The second stage. Pyruvic acid is split to yield acetic acid, which initiates a series of reactions in the mitochondria. Acetic acid combines with oxaloacetic acid to form citric acid. This loses a CO2 molecule, leading to alpha-ketoglutaric acid, which also loses CO2, becoming succinic acid. This converts to fumaric acid, then to malic acid, and finally back to oxaloacetic acid, restarting the cycle.

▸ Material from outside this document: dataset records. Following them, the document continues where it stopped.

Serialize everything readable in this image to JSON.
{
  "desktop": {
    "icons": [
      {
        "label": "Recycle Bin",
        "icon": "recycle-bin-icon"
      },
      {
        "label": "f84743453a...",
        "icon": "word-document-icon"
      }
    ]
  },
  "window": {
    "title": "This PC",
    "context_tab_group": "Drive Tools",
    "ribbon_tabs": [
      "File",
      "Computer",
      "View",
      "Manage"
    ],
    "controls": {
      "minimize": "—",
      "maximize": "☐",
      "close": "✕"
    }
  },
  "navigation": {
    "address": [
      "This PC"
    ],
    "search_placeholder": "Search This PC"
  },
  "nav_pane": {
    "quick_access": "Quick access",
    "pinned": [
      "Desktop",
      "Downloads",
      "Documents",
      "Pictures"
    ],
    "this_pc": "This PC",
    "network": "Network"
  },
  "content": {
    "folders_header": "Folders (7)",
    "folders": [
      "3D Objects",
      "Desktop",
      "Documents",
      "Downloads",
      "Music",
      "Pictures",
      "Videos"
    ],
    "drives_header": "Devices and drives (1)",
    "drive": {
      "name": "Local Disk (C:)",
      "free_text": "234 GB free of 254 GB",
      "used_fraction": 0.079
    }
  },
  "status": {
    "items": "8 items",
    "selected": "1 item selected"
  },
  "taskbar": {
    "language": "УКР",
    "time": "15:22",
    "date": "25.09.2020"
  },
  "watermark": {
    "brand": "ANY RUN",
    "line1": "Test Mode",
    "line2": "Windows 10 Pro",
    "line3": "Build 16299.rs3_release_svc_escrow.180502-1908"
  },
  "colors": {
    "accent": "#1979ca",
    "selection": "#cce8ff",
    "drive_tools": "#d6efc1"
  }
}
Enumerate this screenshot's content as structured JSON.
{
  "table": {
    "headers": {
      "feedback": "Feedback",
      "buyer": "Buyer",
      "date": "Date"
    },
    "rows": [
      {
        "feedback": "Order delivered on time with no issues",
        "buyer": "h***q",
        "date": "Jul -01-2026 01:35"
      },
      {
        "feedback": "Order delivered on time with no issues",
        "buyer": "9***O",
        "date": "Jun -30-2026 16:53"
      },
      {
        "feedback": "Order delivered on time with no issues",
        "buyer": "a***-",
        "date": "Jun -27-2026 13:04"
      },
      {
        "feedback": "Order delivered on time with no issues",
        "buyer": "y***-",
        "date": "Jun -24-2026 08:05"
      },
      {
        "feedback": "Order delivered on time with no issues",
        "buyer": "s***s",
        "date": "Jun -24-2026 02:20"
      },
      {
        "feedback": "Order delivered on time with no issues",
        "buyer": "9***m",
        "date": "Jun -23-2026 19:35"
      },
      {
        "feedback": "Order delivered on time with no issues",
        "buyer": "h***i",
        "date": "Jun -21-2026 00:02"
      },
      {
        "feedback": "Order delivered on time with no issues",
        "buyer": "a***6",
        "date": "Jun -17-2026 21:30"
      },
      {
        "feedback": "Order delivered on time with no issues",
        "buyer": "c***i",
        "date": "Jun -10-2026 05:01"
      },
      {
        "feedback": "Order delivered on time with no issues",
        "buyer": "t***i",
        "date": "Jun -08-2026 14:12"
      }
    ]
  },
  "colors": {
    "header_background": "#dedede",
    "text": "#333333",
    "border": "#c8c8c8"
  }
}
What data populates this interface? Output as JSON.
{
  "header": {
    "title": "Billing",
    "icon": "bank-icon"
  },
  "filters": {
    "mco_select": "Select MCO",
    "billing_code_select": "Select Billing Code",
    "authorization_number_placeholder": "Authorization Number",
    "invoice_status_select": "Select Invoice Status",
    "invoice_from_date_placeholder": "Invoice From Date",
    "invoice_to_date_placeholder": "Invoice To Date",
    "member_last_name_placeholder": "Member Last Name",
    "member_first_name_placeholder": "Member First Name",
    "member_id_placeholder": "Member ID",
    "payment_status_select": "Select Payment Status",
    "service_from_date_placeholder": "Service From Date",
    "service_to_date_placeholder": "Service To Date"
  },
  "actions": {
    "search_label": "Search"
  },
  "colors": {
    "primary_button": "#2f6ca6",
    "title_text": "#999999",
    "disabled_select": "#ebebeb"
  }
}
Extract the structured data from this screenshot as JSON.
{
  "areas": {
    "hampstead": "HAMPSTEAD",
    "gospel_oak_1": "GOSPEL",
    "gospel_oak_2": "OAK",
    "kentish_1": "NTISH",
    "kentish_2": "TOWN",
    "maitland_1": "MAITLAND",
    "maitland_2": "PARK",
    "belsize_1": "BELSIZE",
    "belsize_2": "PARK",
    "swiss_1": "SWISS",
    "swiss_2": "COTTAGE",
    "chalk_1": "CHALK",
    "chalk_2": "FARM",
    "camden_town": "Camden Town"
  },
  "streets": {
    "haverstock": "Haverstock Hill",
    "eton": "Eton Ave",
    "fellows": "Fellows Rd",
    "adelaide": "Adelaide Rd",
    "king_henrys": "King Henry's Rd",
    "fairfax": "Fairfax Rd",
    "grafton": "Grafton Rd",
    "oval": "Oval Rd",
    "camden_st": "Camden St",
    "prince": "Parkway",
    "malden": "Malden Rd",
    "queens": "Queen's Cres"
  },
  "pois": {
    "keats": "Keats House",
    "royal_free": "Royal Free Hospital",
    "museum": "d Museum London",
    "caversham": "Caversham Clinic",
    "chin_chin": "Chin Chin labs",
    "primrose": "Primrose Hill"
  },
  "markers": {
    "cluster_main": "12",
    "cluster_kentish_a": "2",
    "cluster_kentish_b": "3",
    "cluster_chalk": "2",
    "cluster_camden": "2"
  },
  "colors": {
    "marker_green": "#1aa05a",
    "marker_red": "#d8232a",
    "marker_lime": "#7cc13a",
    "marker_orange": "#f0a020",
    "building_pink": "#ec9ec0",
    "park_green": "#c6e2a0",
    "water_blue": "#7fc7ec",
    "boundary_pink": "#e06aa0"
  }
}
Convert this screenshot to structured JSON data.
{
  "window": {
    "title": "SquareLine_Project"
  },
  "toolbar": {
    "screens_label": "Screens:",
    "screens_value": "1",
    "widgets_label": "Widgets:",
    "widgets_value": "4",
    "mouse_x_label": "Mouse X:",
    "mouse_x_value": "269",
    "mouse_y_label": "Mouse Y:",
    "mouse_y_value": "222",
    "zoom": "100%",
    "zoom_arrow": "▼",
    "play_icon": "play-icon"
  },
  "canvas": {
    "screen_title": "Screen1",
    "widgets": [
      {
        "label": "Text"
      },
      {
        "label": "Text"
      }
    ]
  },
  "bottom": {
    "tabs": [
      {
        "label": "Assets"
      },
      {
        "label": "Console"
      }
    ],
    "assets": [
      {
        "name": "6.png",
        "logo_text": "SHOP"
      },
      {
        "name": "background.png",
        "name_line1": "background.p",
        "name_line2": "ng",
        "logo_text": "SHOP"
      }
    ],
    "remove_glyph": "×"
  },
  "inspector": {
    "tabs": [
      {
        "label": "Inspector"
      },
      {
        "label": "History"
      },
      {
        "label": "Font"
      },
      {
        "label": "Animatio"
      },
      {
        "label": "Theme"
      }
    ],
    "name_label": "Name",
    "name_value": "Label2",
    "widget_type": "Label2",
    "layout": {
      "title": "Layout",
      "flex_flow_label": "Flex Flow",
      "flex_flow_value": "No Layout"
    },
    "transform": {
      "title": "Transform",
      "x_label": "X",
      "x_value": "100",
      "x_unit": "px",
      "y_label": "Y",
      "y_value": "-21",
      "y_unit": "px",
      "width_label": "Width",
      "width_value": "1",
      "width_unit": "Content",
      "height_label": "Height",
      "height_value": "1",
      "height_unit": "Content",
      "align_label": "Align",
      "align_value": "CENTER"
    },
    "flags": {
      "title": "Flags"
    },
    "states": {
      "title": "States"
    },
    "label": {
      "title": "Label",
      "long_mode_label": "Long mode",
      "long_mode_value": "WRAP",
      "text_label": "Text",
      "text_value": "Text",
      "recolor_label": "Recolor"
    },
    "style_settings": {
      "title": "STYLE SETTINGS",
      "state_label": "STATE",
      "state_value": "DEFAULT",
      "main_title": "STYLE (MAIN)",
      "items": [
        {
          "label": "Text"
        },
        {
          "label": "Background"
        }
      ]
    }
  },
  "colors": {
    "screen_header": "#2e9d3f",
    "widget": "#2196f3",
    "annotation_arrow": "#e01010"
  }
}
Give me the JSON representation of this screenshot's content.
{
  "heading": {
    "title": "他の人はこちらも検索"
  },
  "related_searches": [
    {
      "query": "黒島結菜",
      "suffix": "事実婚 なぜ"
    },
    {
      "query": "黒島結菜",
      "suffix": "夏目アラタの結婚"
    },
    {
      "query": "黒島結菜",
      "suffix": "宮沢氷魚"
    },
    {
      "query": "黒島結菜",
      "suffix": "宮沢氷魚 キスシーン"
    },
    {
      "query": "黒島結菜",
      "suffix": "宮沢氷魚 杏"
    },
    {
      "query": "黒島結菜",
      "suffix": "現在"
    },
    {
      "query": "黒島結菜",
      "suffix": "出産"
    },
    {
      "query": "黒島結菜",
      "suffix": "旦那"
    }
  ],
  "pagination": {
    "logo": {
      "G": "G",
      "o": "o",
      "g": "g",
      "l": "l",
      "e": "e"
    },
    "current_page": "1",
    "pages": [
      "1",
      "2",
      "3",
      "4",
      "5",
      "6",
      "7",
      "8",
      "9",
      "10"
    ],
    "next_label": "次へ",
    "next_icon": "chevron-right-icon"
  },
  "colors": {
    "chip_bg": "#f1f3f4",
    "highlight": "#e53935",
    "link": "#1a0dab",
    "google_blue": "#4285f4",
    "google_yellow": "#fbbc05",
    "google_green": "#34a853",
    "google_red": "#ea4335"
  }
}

Photosynthesis vs. Respiration

PhotosynthesisRespiration
Occurs only in green plantsOccurs in plants and other living organisms
Forms ATPReleases ATP from glucose
Uses light, H2O, and CO2 to synthesize glucoseReleases H2O and CO2
Releases oxygenConsumes oxygen

Types of Cells

  1. Epithelial Tissue: Covering and protection.
  2. Connective Tissue: Composed of stellate cells; connects and supports other tissues, fills spaces between organs, and protects delicate organs.
  3. Nervous Tissue: Formed by neurons (cell body and branches); conducts nerve impulses.
  4. Muscle Tissue: Long protein fibers; smooth, striated, and cardiac types. Striated: body movement; Smooth: organ function; Cardiac: heart contractions.
  5. Blood Tissue: Cells (white blood cells, platelets, red blood cells) suspended in plasma.
  6. Bone Tissue: Hard, resistant tissue; muscle attachment.
  7. Cartilage Tissue: Strong and elastic; provides flexibility for joints.
  8. Adipose Tissue: Large fat vacuoles; thermal insulation, fat reserve, protection from bumps.

Mendel’s Laws

Mendel’s First Law (Law of Segregation)

When crossing two purebred organisms differing in one trait, the F1 generation exhibits only the dominant trait. The recessive trait reappears in the F2 generation.

Mendel’s Second Law (Law of Independent Assortment)

When crossing organisms differing in two or more traits, each trait is inherited independently of the others.